Les discours alarmistes oublient ainsi que depuis une vingtaine d'années ce sont grosso modo 200'000 immigrés qui ont reçu chaque année le droit de séjour, c'est-à-dire 3 millièmes de la population française. François Héran, directeur de recherches à l'INED, précisait d'ailleurs que les neuf années de responsabilité de Nicolas Sarkozy n'ont rien changé à ces chiffres. Quant aux musulmans, ils sont 90% en France à être d'origine maghrébine, comme le rappelait Benjamin Stora.

En conclusion, on comprend à quel point la fonction darwinienne de la traversée du Sahara, de la Méditerranée et de l'administration européenne atténue l'aspect "économique" de la migration ; cette aventureuse Odyssée ne cadre pas vraiment avec une migration d'assistanat comme la dépeignent parfois les déclinistes.

En effet, de même que la matière première la plus importante du Mexique est celle des transferts d'argent issus d'émigrés aux Etats-Unis, de même l'Afrique bénéficie au plus haut point de ce système de transfert Nord-Sud. Ce dernier point permet de soulever la question de ce qu'il faut faire à l'avenir.

Le Colloque du Collège de France a en effet très bien montré combien la "crise des migrants" et plutôt celle de la crise de l'Europe face aux migrants. Toutefois, ceux qui se plaignent que la France n'est plus attractive pour les migrants sont souvent ceux qui veulent les refuser. Si l'on suit cette logique, pour éviter que ces populations ne partent de chez elles, il faut faire le maximum pour les garder là-bas. Or, bien avant le début de la bataille de Mossoul, l'UNICEF annonçait 13 millions de dollars de manque de budget pour faire face à la crise migratoire qui arrive. Ceux qui se plaignent ont-ils cotisé ?
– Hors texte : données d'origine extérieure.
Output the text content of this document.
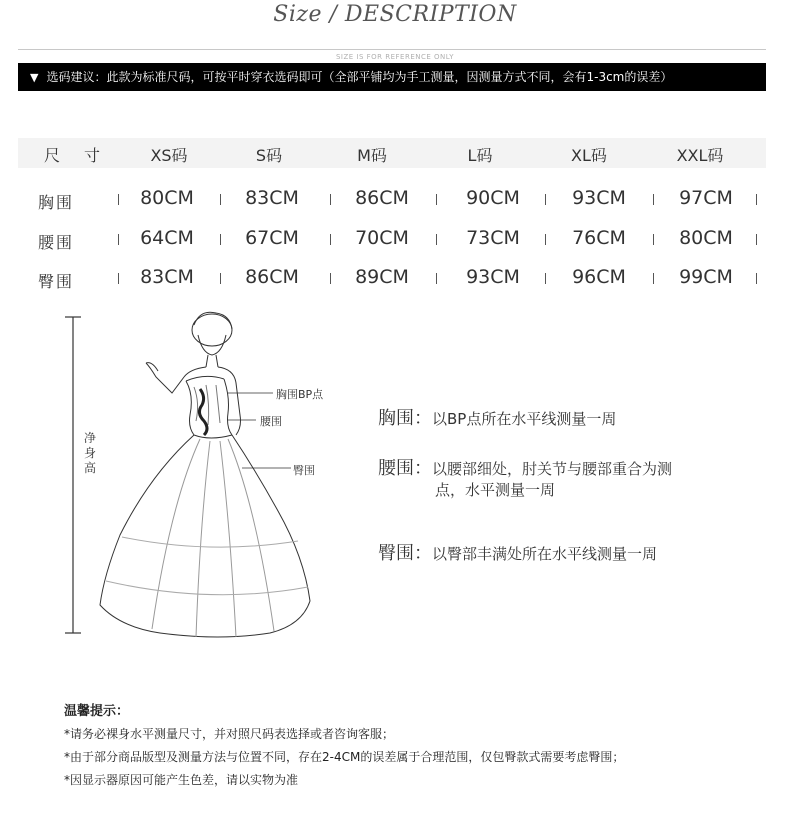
Size / DESCRIPTION
SIZE IS FOR REFERENCE ONLY
▼ 选码建议：此款为标准尺码，可按平时穿衣选码即可（全部平铺均为手工测量，因测量方式不同，会有1-3cm的误差）
尺　寸	XS码	S码	M码	L码	XL码	XXL码
胸围	80CM	83CM	86CM	90CM	93CM	97CM
腰围	64CM	67CM	70CM	73CM	76CM	80CM
臀围	83CM	86CM	89CM	93CM	96CM	99CM
净身高
胸围BP点
腰围
臀围
胸围：以BP点所在水平线测量一周
腰围：以腰部细处，肘关节与腰部重合为测
点，水平测量一周
臀围：以臀部丰满处所在水平线测量一周
温馨提示：
*请务必裸身水平测量尺寸，并对照尺码表选择或者咨询客服；
*由于部分商品版型及测量方法与位置不同，存在2-4CM的误差属于合理范围，仅包臀款式需要考虑臀围；
*因显示器原因可能产生色差，请以实物为准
Ceci étant, dans l'idée finalement nécessaire de laisser aux candidats à l'exil la possibilité de faire ce qu'ils veulent dans l'idéal, à savoir rester sur place, pourquoi ne pas renverser la question et faire de la France un endroit où les migrants voudraient aller ? Le PIB de la Suède a en effet monté de plus de 4% l'année passée, et rien ne permet d'expliquer cela si ce n'est l'arrivée massive des migrants les années précédentes. Par ailleurs, tout le monde s'accorde à dire que la seule solution durable est celle du développement des économies sur place.

La jointure est du coup vite imaginée. Si cette élite physique de l'Afrique subsaharienne vient en France, elle aura fait preuve d'une motivation quasi surhumaine qui manque parfois ici, elle travaillera d'autant plus, concourra à l'économie nationale et surtout participera directement au maintien des familles sur place en leur envoyant des fonds.

La solution est évidemment mixte, il faut combiner les efforts ici et là-bas, mais surtout, elle réclame un travail commun de toute la société, en sachant tendre la main aux déclinistes, et ce d'abord en tentant de trouver un langage commun "post-post-factuel".